A new study of the aggressive brain cancer glioblastoma suggests that two specific cancer cell mutations may work together to help hide tumours from the immune system, offering a possible way to predict whether the tumours would respond to an emerging class of immunotherapy drugs.
Glioblastoma samples from 17 patients’ tumours were analysed by Michalina Janiszewska, PhD, a cancer biologist at The Herbert Wertheim UF Scripps Institute for Biomedical Innovation & Technology, in collaboration with Franziska Michor, PhD, a computational biologist with the Dana-Farber Cancer Institute in Boston.
The team combined statistical and computational tools with microscope techniques that highlight genetic mutations at the single-cell level.
The data revealed a clear signal: if a tumour had a higher frequency of cells possessing more than six repeats each of two known cancer genes, EGFR and CDK4, it predicted the invasion of anti-inflammatory white blood cells known as macrophages into the tissue.
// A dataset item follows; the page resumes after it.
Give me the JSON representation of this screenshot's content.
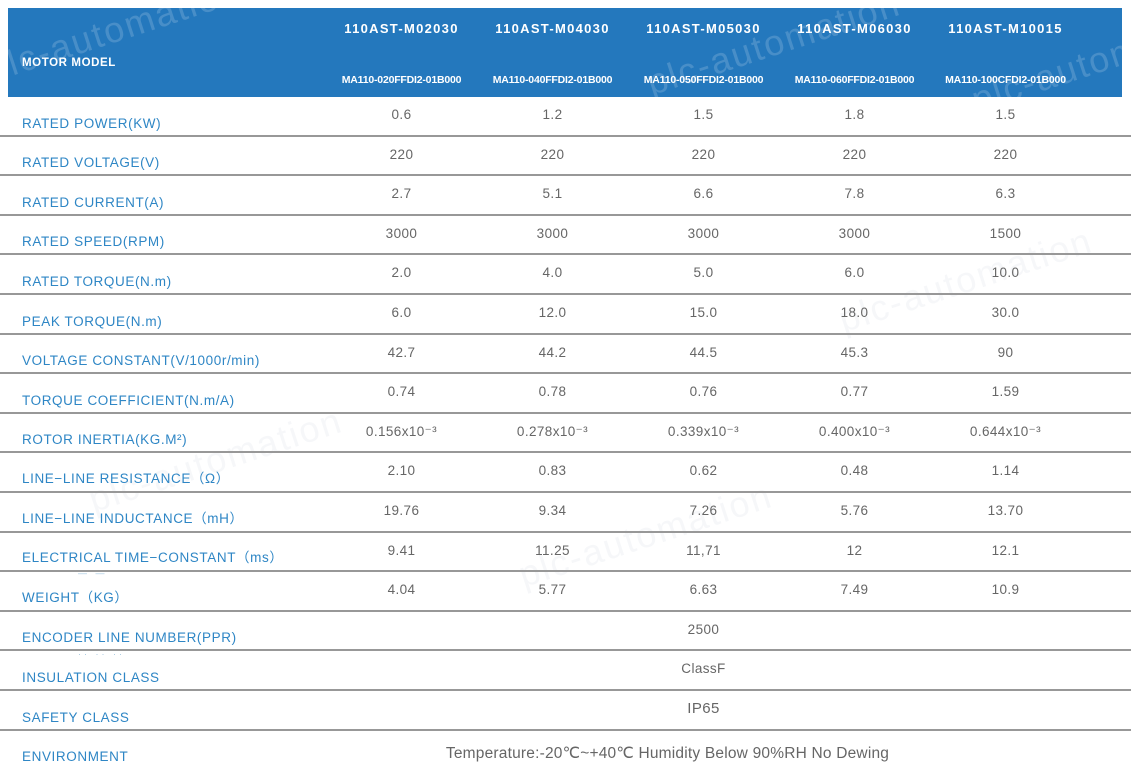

The ones invading many brain tumour samples are known to suppress inflammation, which can hide cancer from immune attack, Janiszewska said.
A new class of drugs targets these macrophages, but early small studies have suggested they aren’t sufficiently effective for glioblastoma.
Focusing on the subset of patients who would be more likely to benefit could give different results, she said.
“Our study suggests that using simple genetic testing and measuring tumour cellular diversity could, in the future, identify patients who would respond to therapies targeting these specialised pro-tumourigenic immune cells,” Janiszewska said.
Glioblastoma is a fast-moving cancer and the most common type of brain cancer.
Once patients are diagnosed, their survival time is generally less than a year and a half, so new treatment options are needed.
About 12,000 people a year in the United States are diagnosed with the disease.
The new class of cancer immunotherapies that attack macrophages are called CSF1R inhibitors.
The first to be approved by the US Food and Drug Administration was Turalio® in 2019.
What’s needed is an ability to predict which patients would be most likely to respond to such drugs, she said.
“There were trials of these therapies, but they looked like they didn’t provide benefit to the patients. It would be good to go back to the trial to see if we could tell the difference between the responders and the non-responders,” she added.
Janiszewska focuses on characterising what she calls tumours' “microenvironment.”
This looks at the community of cells, tissue types, immune and other factors that influence a cancer’s growth and spread throughout the body.
It’s a data-intensive new front in the war on cancer that blends computational biology, computer science and lab research to help develop more precise, individualised, effective cancer treatments.
From here, Janiszewska wants to collaborate with teams that have led the initial glioblastoma immunotherapy clinical trials to analyse tissue samples.
She also wants to develop mouse models of that pair of mutations in glioblastoma, to learn more about the mechanism that leads them to draw in macrophages that cloak tumours.
“This study definitely allows us to see that there is a connection between the genetic diversity of an individual region of the tissue and the tumour microenvironment,” Janiszewska said.